La storia In bici, ingessato e col telefonino passa col rosso e travolge un vigile

Un braccio era ingessato ma comunque serviva come portacellulare. L’altro bastava per guidare la bicicletta immersa come un biscotto nel traffico di corso Venezia. All’anagrafe l’uomo, fermato dopo un lungo inseguimento, si è scoperto essere un avvocato cinquantenne, che deve aver scambiato il marciapiede della città per la curva parabolica del glorioso velodromo Vigorelli. E allora viene da chiedersi se in realtà non si tratti di un giocoliere, uno di quelli che lasciano a bocca aperta i bambini con le loro performance.
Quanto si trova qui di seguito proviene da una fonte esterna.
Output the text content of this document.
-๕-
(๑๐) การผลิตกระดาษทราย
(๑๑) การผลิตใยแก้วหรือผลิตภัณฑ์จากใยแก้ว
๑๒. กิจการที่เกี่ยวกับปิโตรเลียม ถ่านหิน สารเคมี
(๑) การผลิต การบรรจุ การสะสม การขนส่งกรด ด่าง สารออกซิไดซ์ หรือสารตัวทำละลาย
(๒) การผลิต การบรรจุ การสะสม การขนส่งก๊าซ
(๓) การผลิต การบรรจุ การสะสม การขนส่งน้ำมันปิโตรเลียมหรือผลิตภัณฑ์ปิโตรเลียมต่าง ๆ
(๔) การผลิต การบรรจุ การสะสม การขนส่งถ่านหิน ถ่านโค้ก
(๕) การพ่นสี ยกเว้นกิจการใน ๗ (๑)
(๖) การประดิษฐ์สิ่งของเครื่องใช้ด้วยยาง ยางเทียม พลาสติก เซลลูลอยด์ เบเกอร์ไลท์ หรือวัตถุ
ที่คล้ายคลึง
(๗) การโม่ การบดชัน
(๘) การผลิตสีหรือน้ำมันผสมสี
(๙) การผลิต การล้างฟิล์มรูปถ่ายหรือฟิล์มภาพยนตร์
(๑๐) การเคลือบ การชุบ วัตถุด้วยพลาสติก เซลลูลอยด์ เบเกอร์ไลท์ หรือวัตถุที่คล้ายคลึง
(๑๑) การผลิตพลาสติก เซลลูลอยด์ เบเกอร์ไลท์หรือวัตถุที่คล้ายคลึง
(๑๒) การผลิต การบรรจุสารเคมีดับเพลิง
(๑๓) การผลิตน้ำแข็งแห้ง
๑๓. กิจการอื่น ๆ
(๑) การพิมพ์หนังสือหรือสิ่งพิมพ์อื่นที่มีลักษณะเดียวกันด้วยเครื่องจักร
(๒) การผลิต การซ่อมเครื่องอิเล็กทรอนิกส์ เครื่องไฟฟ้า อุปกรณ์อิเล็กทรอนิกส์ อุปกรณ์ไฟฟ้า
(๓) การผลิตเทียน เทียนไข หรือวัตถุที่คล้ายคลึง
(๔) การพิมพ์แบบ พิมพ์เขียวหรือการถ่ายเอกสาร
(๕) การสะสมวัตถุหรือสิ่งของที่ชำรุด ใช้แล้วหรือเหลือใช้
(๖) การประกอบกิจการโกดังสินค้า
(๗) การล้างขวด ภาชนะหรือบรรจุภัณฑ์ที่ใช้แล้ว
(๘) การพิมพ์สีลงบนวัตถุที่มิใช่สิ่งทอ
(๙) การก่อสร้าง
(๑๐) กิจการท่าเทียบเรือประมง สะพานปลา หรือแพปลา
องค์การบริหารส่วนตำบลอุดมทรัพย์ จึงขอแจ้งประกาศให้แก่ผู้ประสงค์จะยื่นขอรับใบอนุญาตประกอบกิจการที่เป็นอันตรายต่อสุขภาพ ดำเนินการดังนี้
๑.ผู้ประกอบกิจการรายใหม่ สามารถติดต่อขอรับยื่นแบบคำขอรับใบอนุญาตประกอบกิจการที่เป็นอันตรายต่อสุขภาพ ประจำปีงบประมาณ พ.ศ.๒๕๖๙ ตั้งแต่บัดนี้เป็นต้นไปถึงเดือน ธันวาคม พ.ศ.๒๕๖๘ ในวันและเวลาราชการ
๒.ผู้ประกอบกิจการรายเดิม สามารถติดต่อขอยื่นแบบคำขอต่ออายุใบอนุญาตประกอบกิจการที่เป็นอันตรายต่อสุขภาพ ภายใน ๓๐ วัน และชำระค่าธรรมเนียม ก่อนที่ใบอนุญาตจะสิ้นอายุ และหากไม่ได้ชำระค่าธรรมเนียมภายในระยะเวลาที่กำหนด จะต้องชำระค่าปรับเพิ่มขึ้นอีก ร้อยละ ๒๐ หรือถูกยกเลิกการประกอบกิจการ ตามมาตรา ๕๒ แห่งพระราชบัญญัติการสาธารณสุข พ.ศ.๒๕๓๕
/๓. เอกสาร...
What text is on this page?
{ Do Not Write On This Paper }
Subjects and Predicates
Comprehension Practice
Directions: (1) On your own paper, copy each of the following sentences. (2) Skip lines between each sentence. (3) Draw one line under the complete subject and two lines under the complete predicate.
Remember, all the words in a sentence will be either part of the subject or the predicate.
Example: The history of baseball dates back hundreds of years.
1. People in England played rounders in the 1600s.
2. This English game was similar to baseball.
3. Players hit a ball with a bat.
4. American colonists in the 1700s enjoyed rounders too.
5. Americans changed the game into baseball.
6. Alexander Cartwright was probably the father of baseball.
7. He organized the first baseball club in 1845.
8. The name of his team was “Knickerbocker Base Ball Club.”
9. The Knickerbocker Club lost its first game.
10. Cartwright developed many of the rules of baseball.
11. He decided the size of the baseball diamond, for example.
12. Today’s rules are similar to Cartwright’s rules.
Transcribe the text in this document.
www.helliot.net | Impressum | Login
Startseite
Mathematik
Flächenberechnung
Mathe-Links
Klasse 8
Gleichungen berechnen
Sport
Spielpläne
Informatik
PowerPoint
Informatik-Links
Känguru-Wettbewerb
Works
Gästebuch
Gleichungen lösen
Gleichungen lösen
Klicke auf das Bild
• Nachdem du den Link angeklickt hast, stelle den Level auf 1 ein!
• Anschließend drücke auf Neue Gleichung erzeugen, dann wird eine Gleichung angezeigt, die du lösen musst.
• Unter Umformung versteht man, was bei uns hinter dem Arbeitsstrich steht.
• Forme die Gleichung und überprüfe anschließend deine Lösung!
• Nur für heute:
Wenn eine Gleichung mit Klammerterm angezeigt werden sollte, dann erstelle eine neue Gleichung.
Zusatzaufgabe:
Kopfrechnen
In ogni caso il legale dev’essere un gran conoscitore dei codici, di tutti ma non di quello della strada. E’ stato proprio il suo comportamento, come dire?, indisciplinato, ad incuriosire l’occhio allenato di un agente della polizia locale, a sua volta in sella ad una moto. Quando ha visto il ciclista-fenomeno, con il braccio bloccato, ma il telefonino incollato all’orecchio, il vigile è intervenuto e gli ha intimato l’alt. A questo punto l’insospettabile avvocato ha improvvisato un vero e proprio numero da circo: ha fatto scivolare in tasca il telefonino, è salito con uno scatto di reni sul marciapiede, ha cominciato a pedalare a testa bassa come fosse alla volata della Milano Sanremo. Il vigile ha dato gas ed è partito all’inseguimento, come in un film drammatico. In pochi secondi il fuggitivo ha bruciato semafori su semafori e ha collezionato un catalogo di ben sette infrazioni al codice della strada. In via dei Cappuccini l’epilogo, quasi comico: l’inseguitore, appartenente al comando di zona 6, ha raggiunto e chiuso in un angolo il ciclista, ma nel parapiglia moto e bici sono volate per aria e i due uomini di legge sono precipitati per terra. Il vigile ha riportato contusioni e un trauma cranico guaribili in dieci giorni. L’avvocato invece dovrà giustificare davanti a un giudice il suo momento di follia: è stato denunciato infatti per lesioni e resistenza. Sicuramente, prima di tornare in sella ripasserà il codice della strada.